STatistical Methods for Precision Medicine (StaMPM)

The research project is build around the 3 axis

Axis 1) The development of a framework for the validation of prognostic and predictive biomarker

This axis will benefit from the interaction with Allory and Bidard’ Team.

Project 1: Our work aims to improve the reproducibility of the evaluation of the impact of biomarkers on the therapeutic decision and its consequences. Finding the optimal threshold for a continuous biomarker at a clinically usefull time horizon is an essential step for guiding treatment and possibility avoiding over-treatment. To this end, the Phd of B. Mboup aims at providing reproducible methods to estimate this threshold either from clinical trial data or observational data.

An crucial assumption of risk prediction model used to estimate risk distribution conditional on the biomarker and the treatment is the perfect calibration assumption (observed and estimated  risks are in close agreement). This assumption is not tenable in practice and no useful nor efficient test of calibration are yet available. We thus proposed to address this issue by developing inference for simulating the calibration assumption employing constrained nonparametric maximum likelihood.

Project 2: To be able to rely on a biomarker, clinicians want to know to which extend a biomarker can help predicting the outcome of a patient. Common strategy is to ignore heterogeneity in the phase of evaluation of the performance of a promising biomarker, but to confirm its discriminatory capacity it is of prime importance to account for heterogeneity while adjusting for clinical covariates. A. Meddis’s Phd aims at developing methods for addressing these issues. Notably, estimation of time-dependent ROC curves with clustered failure times, and adjusting for relevant covariates. Since covariates can influence both the clinical endpoint and the biomarker under study, we have to qualify the magnitude of the confounding in order to guide which adjusted ROC curve should be estimated. In fact assessing the amount of confounding is important for determining whether or not a specific factor should adjusted in the analysis.

To illustrate the relevance of the proposed methods we are currently investigating the incremental value of patient specifc outputs derived from boolean model prediction, as compared toa purely clinical pronostic model (J. Beal’s Phd).

Axis 2) The analysis and modelisation of response to treatment

Project 1  COMBIMMUNO : In collaboration with F. Reyal Team we plan to decipher the relationships between co-morbidities, comedications, immune infiltration, response to treatment and toxicities, as well as breast cancer outcomes in a very large dataset of breast cancer patients. Several independent cohorts from international or national or real life cohorts will be aggregated. A robust statistical methodology will be developed to take into account both confounding factors and the aggregation of heterogeneous data (Causal inference from Targeted Maximum Likehood Estimator). A large integrative analysis will be analyzed on a pooled analysis of nearly 50000 BC patients.

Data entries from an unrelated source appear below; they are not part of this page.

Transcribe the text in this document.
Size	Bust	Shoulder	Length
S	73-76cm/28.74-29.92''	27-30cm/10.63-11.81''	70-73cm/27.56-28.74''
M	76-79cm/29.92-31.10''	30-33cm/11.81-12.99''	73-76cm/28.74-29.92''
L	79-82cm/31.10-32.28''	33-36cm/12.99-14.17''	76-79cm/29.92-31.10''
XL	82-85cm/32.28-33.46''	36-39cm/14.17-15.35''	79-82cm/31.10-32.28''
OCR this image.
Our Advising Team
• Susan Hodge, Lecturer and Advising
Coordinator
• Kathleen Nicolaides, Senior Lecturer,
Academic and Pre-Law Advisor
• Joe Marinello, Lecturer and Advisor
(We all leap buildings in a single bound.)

This project is funded by InCA SHS 2018 Call

Project 2: In recent years, immune checkpoint inhibitors have been shown to be effective for overall survival in several tumor sites. However, the peculiarity of this new therapeutic class, unlike cytotoxic or targeted therapies, is that its survival benefit is due to the long response time obtained in responder patients. Its delayed effect results in a late separation of the survival curves between the chemotherapy and immunotherapies arms with late-stage plateau in the arm immunotherapy related to long-term survivors estimated to be 15-25%. This late effect renders quantification of efficacy more difficult with the usual statistical methods which wrongly conclude that there is no efficiency. This project aims to propose appropriate methods for (i) a robust estimate of the antitumor response of immunotherapy (ii) the planning of future clinical trials.

Axis 3) Innovative Clinical Trials design and patients monitoring mHealth

Project 1: Early phase clinical trial incorporating either repeated biomarker (such as liquid biopsies) or dose-escalation and pharmacokinetic

Project 2: Mobile-health clinical trial

The expected impact of our team, in the precision medicine era, will range from early clinical trials to large multi centric phase 3 trials and observational studies.